Regímenes de libertades
No se puede cambiar de sistema por electoralismo ni climas de opinión
La princesa Leonor ha participado por primera vez en un acto público como heredera en la Jefatura del Estado. Lo ha hecho leyendo el artículo de la Constitución en el que se establece la monarquía parlamentaria como forma de Gobierno en España. La elección de la ocasión por parte de la Casa Real subraya la subordinación de la Corona a la voluntad popular expresada en el referéndum por el que, en 1978, los ciudadanos ratificaron mayoritariamente el texto elaborado por una comisión de partidos con representación parlamentaria, y aprobado por una Asamblea Constituyente elegida dos años antes.
El ingreso en la vida pública de la heredera de Felipe VI se produce en un momento en el que la Monarquía está siendo objeto de fuertes críticas desde diversos ámbitos políticos, la mayor parte de las veces con el trasfondo de reprobaciones que ponen en cuestión la unidad territorial o la organización institucional del Estado que la Corona representa en la Constitución. Esas opiniones son legítimas, no solo porque así lo reconoce la naturaleza democrática del régimen político español sino también porque el comportamiento de algunos miembros de la familia real, en algunas ocasiones, comenzando por el anterior Monarca, no han estado a la altura de sus responsabilidades ni de la confianza que los ciudadanos depositaron en la institución. También son legítimos, y por idénticas razones, los programas políticos que proponen sustituir por una república la actual monarquía parlamentaria.
Pero la legitimidad de estas críticas y de estos programas no significa que los argumentos que invocan deban prevalecer sobre los de quienes defienden que el único compromiso al que la condición de ciudadanos impide renunciar es con las libertades democráticas, no con una concreta forma de Gobierno. Y ninguna acción de los titulares de la Monarquía establecida en 1978 ha producido hasta ahora una merma de las libertades reconocidas por la Constitución, ni ha supuesto un obstáculo para su ejercicio. A este respecto, cabe señalar, además, que tan democrática es una monarquía como una república, siempre a condición de que garanticen las libertades.

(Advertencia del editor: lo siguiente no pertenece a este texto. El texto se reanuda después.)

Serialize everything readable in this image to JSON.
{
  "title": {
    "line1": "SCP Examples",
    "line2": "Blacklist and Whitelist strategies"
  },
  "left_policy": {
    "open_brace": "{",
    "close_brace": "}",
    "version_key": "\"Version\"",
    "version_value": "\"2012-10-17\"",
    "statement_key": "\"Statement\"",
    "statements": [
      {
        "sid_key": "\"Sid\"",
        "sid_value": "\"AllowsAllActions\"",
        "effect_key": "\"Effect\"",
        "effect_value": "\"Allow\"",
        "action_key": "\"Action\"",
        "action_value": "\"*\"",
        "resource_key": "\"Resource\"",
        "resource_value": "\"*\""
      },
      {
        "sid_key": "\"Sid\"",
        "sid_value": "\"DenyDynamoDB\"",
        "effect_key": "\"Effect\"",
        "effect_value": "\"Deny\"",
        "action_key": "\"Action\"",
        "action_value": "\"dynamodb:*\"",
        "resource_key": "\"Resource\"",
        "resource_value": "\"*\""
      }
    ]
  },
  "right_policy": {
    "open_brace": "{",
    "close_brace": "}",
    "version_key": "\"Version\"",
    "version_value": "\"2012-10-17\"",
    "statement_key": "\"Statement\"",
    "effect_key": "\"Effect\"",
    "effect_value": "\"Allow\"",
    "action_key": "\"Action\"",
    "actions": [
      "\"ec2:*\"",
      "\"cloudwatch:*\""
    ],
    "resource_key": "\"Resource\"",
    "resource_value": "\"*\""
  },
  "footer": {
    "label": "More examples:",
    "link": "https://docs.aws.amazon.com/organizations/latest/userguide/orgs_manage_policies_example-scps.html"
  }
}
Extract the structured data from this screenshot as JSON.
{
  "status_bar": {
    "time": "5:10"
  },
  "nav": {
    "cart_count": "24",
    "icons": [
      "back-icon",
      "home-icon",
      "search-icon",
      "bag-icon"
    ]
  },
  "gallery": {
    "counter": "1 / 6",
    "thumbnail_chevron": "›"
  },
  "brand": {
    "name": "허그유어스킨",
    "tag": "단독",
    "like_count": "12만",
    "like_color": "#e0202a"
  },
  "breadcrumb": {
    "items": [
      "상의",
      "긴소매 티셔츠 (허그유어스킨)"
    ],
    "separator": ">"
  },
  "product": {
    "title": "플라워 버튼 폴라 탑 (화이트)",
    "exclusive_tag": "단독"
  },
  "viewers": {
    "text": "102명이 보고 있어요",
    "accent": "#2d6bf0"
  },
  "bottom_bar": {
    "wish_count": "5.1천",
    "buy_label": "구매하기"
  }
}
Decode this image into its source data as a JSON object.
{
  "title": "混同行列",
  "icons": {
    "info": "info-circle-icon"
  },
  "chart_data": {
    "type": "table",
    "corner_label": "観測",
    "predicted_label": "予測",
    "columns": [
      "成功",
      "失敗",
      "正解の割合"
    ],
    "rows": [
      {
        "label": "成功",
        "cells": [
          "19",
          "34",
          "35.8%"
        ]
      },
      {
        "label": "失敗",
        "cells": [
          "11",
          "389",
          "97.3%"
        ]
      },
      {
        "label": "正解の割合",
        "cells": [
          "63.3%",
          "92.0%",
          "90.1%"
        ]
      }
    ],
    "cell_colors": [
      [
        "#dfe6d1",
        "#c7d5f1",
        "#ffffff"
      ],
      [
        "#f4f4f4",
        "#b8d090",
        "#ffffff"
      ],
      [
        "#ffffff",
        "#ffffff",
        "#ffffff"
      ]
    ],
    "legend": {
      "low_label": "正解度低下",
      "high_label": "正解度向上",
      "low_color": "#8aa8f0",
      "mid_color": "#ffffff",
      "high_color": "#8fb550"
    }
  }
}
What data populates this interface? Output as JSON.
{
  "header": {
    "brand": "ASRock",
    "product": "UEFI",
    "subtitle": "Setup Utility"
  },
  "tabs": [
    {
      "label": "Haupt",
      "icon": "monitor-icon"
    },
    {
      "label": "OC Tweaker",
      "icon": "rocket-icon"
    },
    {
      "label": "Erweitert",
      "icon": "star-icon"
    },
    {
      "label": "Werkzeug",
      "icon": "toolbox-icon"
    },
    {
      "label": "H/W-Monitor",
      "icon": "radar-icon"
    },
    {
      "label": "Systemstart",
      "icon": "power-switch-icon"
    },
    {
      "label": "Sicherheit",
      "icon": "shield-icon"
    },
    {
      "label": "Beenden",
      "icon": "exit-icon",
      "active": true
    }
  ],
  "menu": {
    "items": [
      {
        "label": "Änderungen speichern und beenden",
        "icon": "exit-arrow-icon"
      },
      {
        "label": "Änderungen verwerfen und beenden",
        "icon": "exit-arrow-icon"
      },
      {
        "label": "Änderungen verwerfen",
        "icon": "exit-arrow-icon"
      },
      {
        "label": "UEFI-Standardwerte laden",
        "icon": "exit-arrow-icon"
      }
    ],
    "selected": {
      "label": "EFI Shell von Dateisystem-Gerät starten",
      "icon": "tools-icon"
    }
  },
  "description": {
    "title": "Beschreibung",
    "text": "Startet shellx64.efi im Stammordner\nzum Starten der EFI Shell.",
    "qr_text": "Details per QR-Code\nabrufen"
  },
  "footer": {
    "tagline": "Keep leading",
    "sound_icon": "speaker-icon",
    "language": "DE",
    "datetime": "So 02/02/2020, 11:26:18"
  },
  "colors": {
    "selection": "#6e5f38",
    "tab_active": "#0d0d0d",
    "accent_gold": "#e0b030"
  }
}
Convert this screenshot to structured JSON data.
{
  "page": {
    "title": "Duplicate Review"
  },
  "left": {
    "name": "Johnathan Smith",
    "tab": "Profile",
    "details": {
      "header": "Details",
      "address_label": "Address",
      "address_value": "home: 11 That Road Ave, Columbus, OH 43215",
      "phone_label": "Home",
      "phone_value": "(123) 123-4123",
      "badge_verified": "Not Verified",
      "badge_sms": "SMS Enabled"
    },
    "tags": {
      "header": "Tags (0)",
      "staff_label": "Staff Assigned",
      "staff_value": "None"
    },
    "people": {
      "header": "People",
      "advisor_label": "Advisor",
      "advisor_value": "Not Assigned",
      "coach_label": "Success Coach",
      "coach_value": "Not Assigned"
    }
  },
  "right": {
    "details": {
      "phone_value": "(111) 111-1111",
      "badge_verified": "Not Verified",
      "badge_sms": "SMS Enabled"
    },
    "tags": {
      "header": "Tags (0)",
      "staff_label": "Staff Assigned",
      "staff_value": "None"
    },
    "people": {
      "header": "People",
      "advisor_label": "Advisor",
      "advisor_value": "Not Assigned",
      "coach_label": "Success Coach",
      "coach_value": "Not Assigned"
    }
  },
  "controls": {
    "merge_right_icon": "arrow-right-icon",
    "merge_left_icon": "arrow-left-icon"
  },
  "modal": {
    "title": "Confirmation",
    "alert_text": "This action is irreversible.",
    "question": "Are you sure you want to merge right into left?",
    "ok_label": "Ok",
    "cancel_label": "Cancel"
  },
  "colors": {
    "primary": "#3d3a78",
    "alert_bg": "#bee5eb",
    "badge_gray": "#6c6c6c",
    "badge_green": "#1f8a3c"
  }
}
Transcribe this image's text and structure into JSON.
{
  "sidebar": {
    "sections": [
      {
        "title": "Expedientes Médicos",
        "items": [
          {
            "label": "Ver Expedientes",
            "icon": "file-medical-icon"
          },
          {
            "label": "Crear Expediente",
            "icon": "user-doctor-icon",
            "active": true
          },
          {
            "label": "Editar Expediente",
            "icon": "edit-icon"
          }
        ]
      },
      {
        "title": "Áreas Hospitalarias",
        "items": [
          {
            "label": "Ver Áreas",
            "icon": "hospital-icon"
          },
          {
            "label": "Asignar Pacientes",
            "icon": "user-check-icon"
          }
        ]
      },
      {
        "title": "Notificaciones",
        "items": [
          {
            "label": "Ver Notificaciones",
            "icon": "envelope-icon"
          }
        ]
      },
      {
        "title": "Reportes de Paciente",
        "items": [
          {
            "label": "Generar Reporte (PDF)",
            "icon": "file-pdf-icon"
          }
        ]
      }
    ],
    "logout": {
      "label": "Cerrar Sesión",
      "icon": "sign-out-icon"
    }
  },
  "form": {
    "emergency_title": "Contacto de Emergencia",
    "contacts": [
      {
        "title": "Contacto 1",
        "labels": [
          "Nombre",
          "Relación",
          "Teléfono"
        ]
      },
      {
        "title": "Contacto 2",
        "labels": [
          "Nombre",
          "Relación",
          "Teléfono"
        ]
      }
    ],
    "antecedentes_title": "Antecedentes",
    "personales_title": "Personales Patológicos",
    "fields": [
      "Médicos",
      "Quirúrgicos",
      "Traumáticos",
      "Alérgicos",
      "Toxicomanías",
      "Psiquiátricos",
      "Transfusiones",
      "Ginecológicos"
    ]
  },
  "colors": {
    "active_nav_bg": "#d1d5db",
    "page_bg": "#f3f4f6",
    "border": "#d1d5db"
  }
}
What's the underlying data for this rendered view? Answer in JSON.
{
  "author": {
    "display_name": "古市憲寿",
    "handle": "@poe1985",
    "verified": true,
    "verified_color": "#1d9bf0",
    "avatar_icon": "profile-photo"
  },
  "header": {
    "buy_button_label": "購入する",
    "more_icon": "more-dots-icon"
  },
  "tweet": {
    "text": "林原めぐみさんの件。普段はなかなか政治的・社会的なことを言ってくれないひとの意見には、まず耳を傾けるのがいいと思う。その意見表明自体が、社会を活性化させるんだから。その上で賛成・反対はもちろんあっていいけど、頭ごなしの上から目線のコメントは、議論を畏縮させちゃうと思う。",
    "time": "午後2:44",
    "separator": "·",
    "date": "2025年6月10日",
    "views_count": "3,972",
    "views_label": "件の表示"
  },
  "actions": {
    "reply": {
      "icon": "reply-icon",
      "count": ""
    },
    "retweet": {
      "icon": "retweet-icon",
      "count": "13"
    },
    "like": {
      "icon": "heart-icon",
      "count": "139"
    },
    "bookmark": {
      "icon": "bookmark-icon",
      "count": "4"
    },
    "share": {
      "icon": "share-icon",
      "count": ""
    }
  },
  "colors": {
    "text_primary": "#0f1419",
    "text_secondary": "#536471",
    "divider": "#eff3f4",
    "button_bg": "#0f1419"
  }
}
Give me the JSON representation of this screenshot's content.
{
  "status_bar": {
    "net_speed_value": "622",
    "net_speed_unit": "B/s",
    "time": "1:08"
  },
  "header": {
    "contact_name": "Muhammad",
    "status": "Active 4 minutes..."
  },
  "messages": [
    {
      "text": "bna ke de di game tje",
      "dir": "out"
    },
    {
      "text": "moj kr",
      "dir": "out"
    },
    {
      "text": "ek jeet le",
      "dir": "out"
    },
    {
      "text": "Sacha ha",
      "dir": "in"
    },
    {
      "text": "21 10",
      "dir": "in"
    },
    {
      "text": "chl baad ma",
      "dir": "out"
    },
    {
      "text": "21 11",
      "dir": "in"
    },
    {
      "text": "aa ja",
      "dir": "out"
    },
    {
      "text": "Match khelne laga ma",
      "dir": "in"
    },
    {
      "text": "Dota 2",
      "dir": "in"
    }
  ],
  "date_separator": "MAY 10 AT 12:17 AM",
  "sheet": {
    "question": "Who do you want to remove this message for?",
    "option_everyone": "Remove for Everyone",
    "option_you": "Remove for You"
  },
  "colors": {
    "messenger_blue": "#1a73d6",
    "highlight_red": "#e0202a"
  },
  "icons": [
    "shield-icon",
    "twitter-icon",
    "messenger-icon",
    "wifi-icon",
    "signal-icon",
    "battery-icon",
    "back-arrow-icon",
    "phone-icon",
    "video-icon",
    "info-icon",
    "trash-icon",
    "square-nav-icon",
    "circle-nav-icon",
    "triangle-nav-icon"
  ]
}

Ninguna forma de Gobierno es para siempre, porque ninguna institución humana puede serlo. Pero el abandono de una forma para adoptar otra debe hacerse por las buenas razones, no dejándose arrastrar ni por electoralismo ni por salir al encuentro de climas de opinión creados interesadamente. Los escándalos de corrupción que han sacudido al entorno familiar del jefe del Estado durante los últimos años no son un motivo para cambiar de forma de gobierno sino para que actúen los tribunales, y los tribunales han actuado, demostrando que nadie está por encima de la ley. De igual manera, no solo las críticas sino también algunos de los elogios a Felipe VI por su actuación en crisis institucionales recientes, como la de Cataluña, parecen olvidar que, en el sistema político español, el Gobierno es el único responsable de las palabras y los actos del jefe del Estado. El anterior Ejecutivo no solo se escondió detrás de la justicia para no hacer frente a responsabilidades que eran estrictamente suyas, arriesgando el prestigio de unos tribunales cuya intervención debe responder siempre a una última ratio, sino que también lo hizo detrás de la Corona. Al abstenerse de pronunciar un discurso que debería haber sido el suyo, colocó al Estado ante la tesitura de callar ante una secesión antidemocrática, o pronunciarse comprometiendo la figura de su máximo representante.
Como en ocasiones anteriores, también en esta el régimen constitucional de 1978, del que forma parte la Monarquía, demostró su utilidad y su fortaleza para seguir garantizando las libertades.